Type-rating training compliance

moderate

The Kodiak doesn't require a type rating (it's below 12,500 lbs MTOW), but insurance underwriters typically require turboprop transition training. Most providers cluster around the Daher service center network. Plan on annual recurrent as a continuous commitment.

Who it's for

Good fit for

  • Bush, backcountry, and missionary aviation operators
  • Owners flying to short or rough strips that other turboprops can't access
  • Charter operations focused on cargo or remote-area passenger service
  • Cross-country pilots who prioritize useful load and short-field performance over speed
  • Float operators who want a serious utility floatplane with turbine reliability

Less good for

  • Owners who want pressurization for high-altitude cruise
  • Buyers prioritizing speed (PC-12 and TBM 900 are both meaningfully faster)
  • Pilots flying primarily long-haul cross-country routes (the slower cruise eats time on long legs)
  • Owners who don't want to deal with regional service-network gaps outside the Pacific Northwest

The verdict

The Kodiak 100 is the right airplane for a specific mission. Off-airport utility operations. Bush flying. Floats. Missionary aviation. Hauling people or cargo to places other airplanes can't reach. The PT6A-34 is the most reliable engine in the PT6 family. The fixed gear and non-pressurized cabin eliminate two of the most expensive maintenance categories on pressurized retractable turboprops. The acquisition cost is the lowest in the single-engine turboprop class.

But if your mission profile is anything close to mainstream personal turboprop use, the Kodiak isn't your airplane. The PC-12 outdoes it on cabin width and cruise speed. The TBM 900 outdoes it on speed by a wide margin. The M600 outdoes it on cost and modern panel features. The Kodiak earns its place by being honest about what it is: a utility airplane that does utility work cheaper and better than anything else in its class.

Cross-shop these

Type club

Kodiak Owners and Pilots Association (KOPA) →

KOPA is the type club for Kodiak owners. Annual dues run roughly $250. Members get the forum, technical articles, type-specific recurrent training, and Daher manufacturer access through KOPA. The community is smaller than POPA or TBMOPA because the production volume is lower, but the engagement level is high.

Frequently asked

How much does a Daher Kodiak 100 cost? +

Used market in mid-2026: $1.5 to $2.2 million for Series I and II (2007-2018) and $2.0 to $2.5 million for Series III and IV (2018+). Float-equipped aircraft command a premium of $150,000 to $300,000. New from Daher starts above $2.7 million.

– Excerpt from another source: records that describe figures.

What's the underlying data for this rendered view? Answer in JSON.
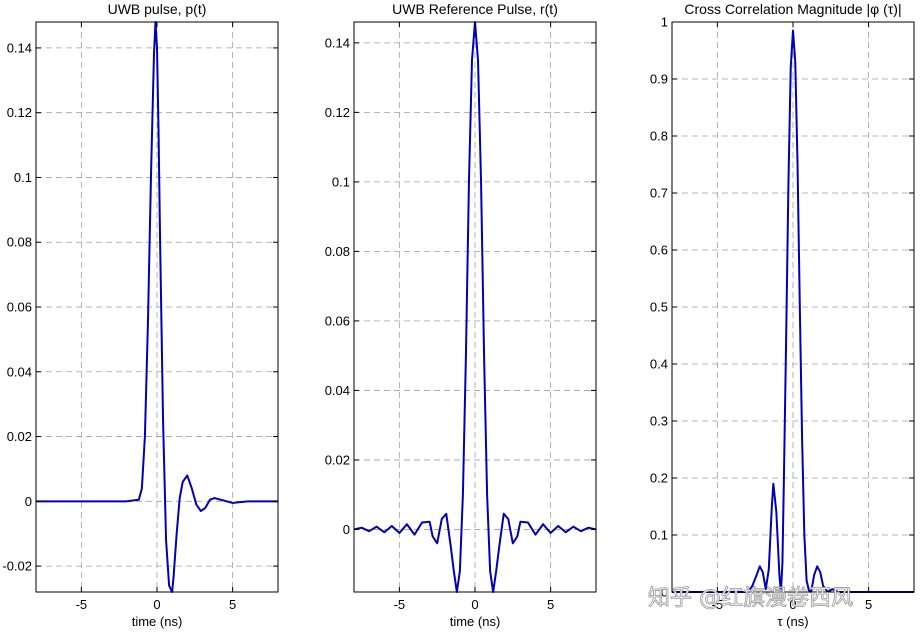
{
  "watermark": "知乎 @红旗漫卷西风",
  "chart_data": [
    {
      "type": "line",
      "title": "UWB pulse, p(t)",
      "xlabel": "time (ns)",
      "ylabel": "",
      "xlim": [
        -8,
        8
      ],
      "ylim": [
        -0.028,
        0.148
      ],
      "xticks": [
        -5,
        0,
        5
      ],
      "xtick_labels": [
        "-5",
        "0",
        "5"
      ],
      "yticks": [
        -0.02,
        0,
        0.02,
        0.04,
        0.06,
        0.08,
        0.1,
        0.12,
        0.14
      ],
      "ytick_labels": [
        "-0.02",
        "0",
        "0.02",
        "0.04",
        "0.06",
        "0.08",
        "0.1",
        "0.12",
        "0.14"
      ],
      "grid": true,
      "line_color": "#0000b4",
      "series": [
        {
          "x": [
            -8,
            -2,
            -1.2,
            -1.0,
            -0.8,
            -0.6,
            -0.4,
            -0.2,
            -0.1,
            0.0,
            0.1,
            0.2,
            0.4,
            0.6,
            0.8,
            1.0,
            1.1,
            1.3,
            1.5,
            1.7,
            2.0,
            2.3,
            2.6,
            2.9,
            3.2,
            3.5,
            3.8,
            4.2,
            4.6,
            5.0,
            6.0,
            8.0
          ],
          "y": [
            0,
            0,
            0.0005,
            0.004,
            0.02,
            0.055,
            0.1,
            0.138,
            0.148,
            0.14,
            0.115,
            0.082,
            0.025,
            -0.012,
            -0.026,
            -0.028,
            -0.023,
            -0.01,
            0.001,
            0.006,
            0.008,
            0.004,
            -0.001,
            -0.003,
            -0.002,
            0.0005,
            0.001,
            0.0005,
            0.0,
            -0.0005,
            0.0,
            0.0
          ]
        }
      ]
    },
    {
      "type": "line",
      "title": "UWB Reference Pulse, r(t)",
      "xlabel": "time (ns)",
      "ylabel": "",
      "xlim": [
        -8,
        8
      ],
      "ylim": [
        -0.018,
        0.146
      ],
      "xticks": [
        -5,
        0,
        5
      ],
      "xtick_labels": [
        "-5",
        "0",
        "5"
      ],
      "yticks": [
        0,
        0.02,
        0.04,
        0.06,
        0.08,
        0.1,
        0.12,
        0.14
      ],
      "ytick_labels": [
        "0",
        "0.02",
        "0.04",
        "0.06",
        "0.08",
        "0.1",
        "0.12",
        "0.14"
      ],
      "grid": true,
      "line_color": "#0000b4",
      "series": [
        {
          "x": [
            -8,
            -7.5,
            -7,
            -6.5,
            -6,
            -5.5,
            -5,
            -4.5,
            -4,
            -3.5,
            -3.0,
            -2.8,
            -2.5,
            -2.2,
            -1.9,
            -1.6,
            -1.4,
            -1.2,
            -1.0,
            -0.8,
            -0.6,
            -0.4,
            -0.2,
            0.0,
            0.2,
            0.4,
            0.6,
            0.8,
            1.0,
            1.2,
            1.4,
            1.6,
            1.9,
            2.2,
            2.5,
            2.8,
            3.0,
            3.5,
            4,
            4.5,
            5,
            5.5,
            6,
            6.5,
            7,
            7.5,
            8
          ],
          "y": [
            0.0,
            0.0005,
            -0.0005,
            0.0008,
            -0.0008,
            0.001,
            -0.001,
            0.0015,
            -0.0015,
            0.002,
            0.0022,
            -0.002,
            -0.004,
            0.003,
            0.0045,
            -0.005,
            -0.012,
            -0.018,
            -0.012,
            0.01,
            0.05,
            0.1,
            0.135,
            0.146,
            0.135,
            0.1,
            0.05,
            0.01,
            -0.012,
            -0.018,
            -0.012,
            -0.005,
            0.0045,
            0.003,
            -0.004,
            -0.002,
            0.0022,
            0.002,
            -0.0015,
            0.0015,
            -0.001,
            0.001,
            -0.0008,
            0.0008,
            -0.0005,
            0.0005,
            0.0
          ]
        }
      ]
    },
    {
      "type": "line",
      "title": "Cross Correlation Magnitude |φ (τ)|",
      "xlabel": "τ (ns)",
      "ylabel": "",
      "xlim": [
        -8,
        8
      ],
      "ylim": [
        0,
        1
      ],
      "xticks": [
        -5,
        0,
        5
      ],
      "xtick_labels": [
        "-5",
        "0",
        "5"
      ],
      "yticks": [
        0,
        0.1,
        0.2,
        0.3,
        0.4,
        0.5,
        0.6,
        0.7,
        0.8,
        0.9,
        1
      ],
      "ytick_labels": [
        "0",
        "0.1",
        "0.2",
        "0.3",
        "0.4",
        "0.5",
        "0.6",
        "0.7",
        "0.8",
        "0.9",
        "1"
      ],
      "grid": true,
      "line_color": "#0000b4",
      "series": [
        {
          "x": [
            -8,
            -4,
            -3.0,
            -2.7,
            -2.4,
            -2.2,
            -2.0,
            -1.8,
            -1.6,
            -1.4,
            -1.3,
            -1.1,
            -0.9,
            -0.8,
            -0.7,
            -0.6,
            -0.45,
            -0.3,
            -0.15,
            0.0,
            0.15,
            0.3,
            0.45,
            0.6,
            0.75,
            0.9,
            1.05,
            1.2,
            1.4,
            1.6,
            1.8,
            2.0,
            2.3,
            2.6,
            3.0,
            4,
            8
          ],
          "y": [
            0,
            0,
            0.0,
            0.01,
            0.03,
            0.045,
            0.035,
            0.005,
            0.04,
            0.15,
            0.19,
            0.14,
            0.03,
            0.0,
            0.05,
            0.2,
            0.45,
            0.72,
            0.92,
            0.985,
            0.93,
            0.75,
            0.5,
            0.27,
            0.1,
            0.02,
            0.003,
            0.0,
            0.03,
            0.045,
            0.035,
            0.01,
            0.0,
            0.005,
            0.0,
            0,
            0
          ]
        }
      ]
    }
  ]
}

Is the Kodiak 100 pressurized? +

No. The Kodiak is not pressurized. Practical cruise altitude is limited by oxygen requirements (12,000 to 14,000 feet typical, FL250 service ceiling on paper). The non-pressurized design eliminates a major maintenance category and contributes to the airplane's lower per-hour operating cost relative to pressurized turboprops.

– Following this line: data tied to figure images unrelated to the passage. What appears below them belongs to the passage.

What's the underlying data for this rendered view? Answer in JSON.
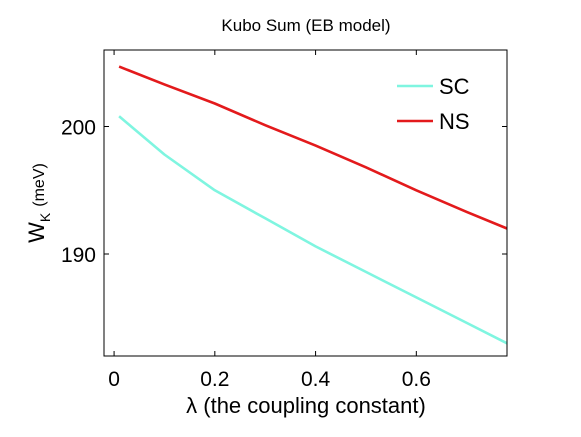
{
  "chart_data": {
    "type": "line",
    "title": "Kubo Sum (EB model)",
    "xlabel": "λ (the coupling constant)",
    "ylabel_main": "W",
    "ylabel_sub": "K",
    "ylabel_unit": "(meV)",
    "xlim": [
      -0.02,
      0.78
    ],
    "ylim": [
      182,
      206
    ],
    "xticks": [
      0,
      0.2,
      0.4,
      0.6
    ],
    "xtick_labels": [
      "0",
      "0.2",
      "0.4",
      "0.6"
    ],
    "yticks": [
      190,
      200
    ],
    "ytick_labels": [
      "190",
      "200"
    ],
    "grid": false,
    "legend_position": "top-right",
    "series": [
      {
        "name": "SC",
        "color": "#7ff5e0",
        "x": [
          0.01,
          0.1,
          0.2,
          0.3,
          0.4,
          0.5,
          0.6,
          0.7,
          0.78
        ],
        "y": [
          200.8,
          197.8,
          195.0,
          192.8,
          190.6,
          188.6,
          186.6,
          184.6,
          183.0
        ]
      },
      {
        "name": "NS",
        "color": "#e31a1c",
        "x": [
          0.01,
          0.1,
          0.2,
          0.3,
          0.4,
          0.5,
          0.6,
          0.7,
          0.78
        ],
        "y": [
          204.7,
          203.3,
          201.8,
          200.1,
          198.5,
          196.8,
          195.0,
          193.3,
          192.0
        ]
      }
    ]
  }
}
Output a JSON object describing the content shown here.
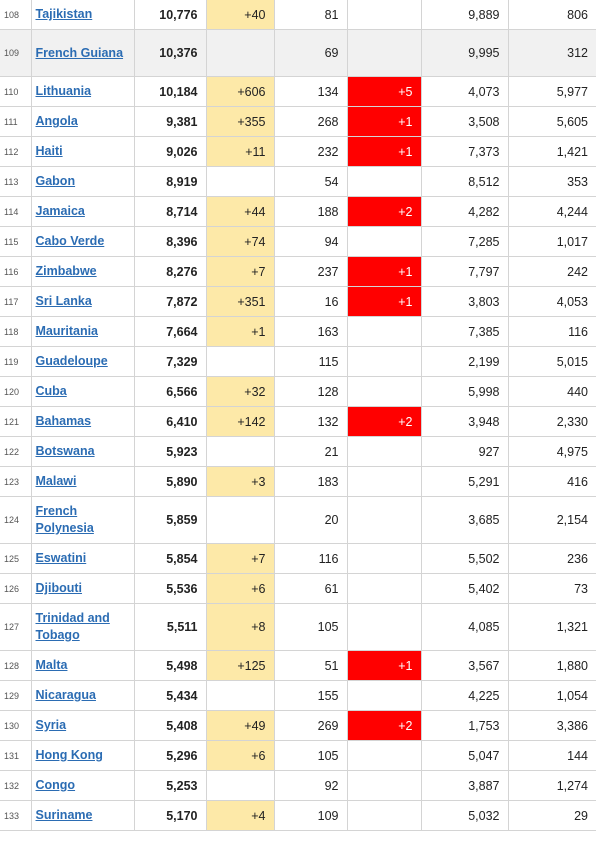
{
  "table": {
    "rows": [
      {
        "rank": "108",
        "country": "Tajikistan",
        "total": "10,776",
        "new_cases": "+40",
        "deaths": "81",
        "new_deaths": "",
        "recovered": "9,889",
        "active": "806"
      },
      {
        "rank": "109",
        "country": "French Guiana",
        "total": "10,376",
        "new_cases": "",
        "deaths": "69",
        "new_deaths": "",
        "recovered": "9,995",
        "active": "312"
      },
      {
        "rank": "110",
        "country": "Lithuania",
        "total": "10,184",
        "new_cases": "+606",
        "deaths": "134",
        "new_deaths": "+5",
        "recovered": "4,073",
        "active": "5,977"
      },
      {
        "rank": "111",
        "country": "Angola",
        "total": "9,381",
        "new_cases": "+355",
        "deaths": "268",
        "new_deaths": "+1",
        "recovered": "3,508",
        "active": "5,605"
      },
      {
        "rank": "112",
        "country": "Haiti",
        "total": "9,026",
        "new_cases": "+11",
        "deaths": "232",
        "new_deaths": "+1",
        "recovered": "7,373",
        "active": "1,421"
      },
      {
        "rank": "113",
        "country": "Gabon",
        "total": "8,919",
        "new_cases": "",
        "deaths": "54",
        "new_deaths": "",
        "recovered": "8,512",
        "active": "353"
      },
      {
        "rank": "114",
        "country": "Jamaica",
        "total": "8,714",
        "new_cases": "+44",
        "deaths": "188",
        "new_deaths": "+2",
        "recovered": "4,282",
        "active": "4,244"
      },
      {
        "rank": "115",
        "country": "Cabo Verde",
        "total": "8,396",
        "new_cases": "+74",
        "deaths": "94",
        "new_deaths": "",
        "recovered": "7,285",
        "active": "1,017"
      },
      {
        "rank": "116",
        "country": "Zimbabwe",
        "total": "8,276",
        "new_cases": "+7",
        "deaths": "237",
        "new_deaths": "+1",
        "recovered": "7,797",
        "active": "242"
      },
      {
        "rank": "117",
        "country": "Sri Lanka",
        "total": "7,872",
        "new_cases": "+351",
        "deaths": "16",
        "new_deaths": "+1",
        "recovered": "3,803",
        "active": "4,053"
      },
      {
        "rank": "118",
        "country": "Mauritania",
        "total": "7,664",
        "new_cases": "+1",
        "deaths": "163",
        "new_deaths": "",
        "recovered": "7,385",
        "active": "116"
      },
      {
        "rank": "119",
        "country": "Guadeloupe",
        "total": "7,329",
        "new_cases": "",
        "deaths": "115",
        "new_deaths": "",
        "recovered": "2,199",
        "active": "5,015"
      },
      {
        "rank": "120",
        "country": "Cuba",
        "total": "6,566",
        "new_cases": "+32",
        "deaths": "128",
        "new_deaths": "",
        "recovered": "5,998",
        "active": "440"
      },
      {
        "rank": "121",
        "country": "Bahamas",
        "total": "6,410",
        "new_cases": "+142",
        "deaths": "132",
        "new_deaths": "+2",
        "recovered": "3,948",
        "active": "2,330"
      },
      {
        "rank": "122",
        "country": "Botswana",
        "total": "5,923",
        "new_cases": "",
        "deaths": "21",
        "new_deaths": "",
        "recovered": "927",
        "active": "4,975"
      },
      {
        "rank": "123",
        "country": "Malawi",
        "total": "5,890",
        "new_cases": "+3",
        "deaths": "183",
        "new_deaths": "",
        "recovered": "5,291",
        "active": "416"
      },
      {
        "rank": "124",
        "country": "French Polynesia",
        "total": "5,859",
        "new_cases": "",
        "deaths": "20",
        "new_deaths": "",
        "recovered": "3,685",
        "active": "2,154"
      },
      {
        "rank": "125",
        "country": "Eswatini",
        "total": "5,854",
        "new_cases": "+7",
        "deaths": "116",
        "new_deaths": "",
        "recovered": "5,502",
        "active": "236"
      },
      {
        "rank": "126",
        "country": "Djibouti",
        "total": "5,536",
        "new_cases": "+6",
        "deaths": "61",
        "new_deaths": "",
        "recovered": "5,402",
        "active": "73"
      },
      {
        "rank": "127",
        "country": "Trinidad and Tobago",
        "total": "5,511",
        "new_cases": "+8",
        "deaths": "105",
        "new_deaths": "",
        "recovered": "4,085",
        "active": "1,321"
      },
      {
        "rank": "128",
        "country": "Malta",
        "total": "5,498",
        "new_cases": "+125",
        "deaths": "51",
        "new_deaths": "+1",
        "recovered": "3,567",
        "active": "1,880"
      },
      {
        "rank": "129",
        "country": "Nicaragua",
        "total": "5,434",
        "new_cases": "",
        "deaths": "155",
        "new_deaths": "",
        "recovered": "4,225",
        "active": "1,054"
      },
      {
        "rank": "130",
        "country": "Syria",
        "total": "5,408",
        "new_cases": "+49",
        "deaths": "269",
        "new_deaths": "+2",
        "recovered": "1,753",
        "active": "3,386"
      },
      {
        "rank": "131",
        "country": "Hong Kong",
        "total": "5,296",
        "new_cases": "+6",
        "deaths": "105",
        "new_deaths": "",
        "recovered": "5,047",
        "active": "144"
      },
      {
        "rank": "132",
        "country": "Congo",
        "total": "5,253",
        "new_cases": "",
        "deaths": "92",
        "new_deaths": "",
        "recovered": "3,887",
        "active": "1,274"
      },
      {
        "rank": "133",
        "country": "Suriname",
        "total": "5,170",
        "new_cases": "+4",
        "deaths": "109",
        "new_deaths": "",
        "recovered": "5,032",
        "active": "29"
      }
    ]
  },
  "colors": {
    "new_cases_highlight": "#fde9a8",
    "new_deaths_highlight": "#ff0000",
    "link": "#2b6cb3",
    "alt_row": "#f1f1f1"
  }
}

What's the typical fuel burn for a Kodiak 100? +

About 35 to 40 gph of Jet A at high-speed cruise at 12,000 feet, dropping to 28 to 32 gph at long-range cruise. Climb fuel runs higher (55 to 65 gph) for the first 5 to 10 minutes.

How does the Kodiak 100 compare to a Cessna Caravan? +

Similar utility mission, different airframes. The Caravan is larger and slightly slower, with more cabin volume and a longer fleet history. The Kodiak has better short-field performance, a more modern design, and lower acquisition cost on the used market. Most utility operators choose between them based on specific cargo or passenger requirements and regional service-network coverage.

What's the engine TBO on the Kodiak 100? +

The Pratt & Whitney Canada PT6A-34 has a 4,000-hour TBO with a hot section inspection at 1,800 hours. The PT6A-34 is one of the most reliable PT6 variants and routinely reaches TBO in real-world operation.

Can the Kodiak land on rough strips? +

Yes. That's the airplane's design point. Documented operations from strips as short as 1,200 feet under typical conditions, with substantial useful load remaining. Tundra tires, floats, and skis are common modifications for backcountry, water, and snow operations. The airframe is engineered for repeated rough-field use without the maintenance burden that wears out civilian airplanes used in similar roles.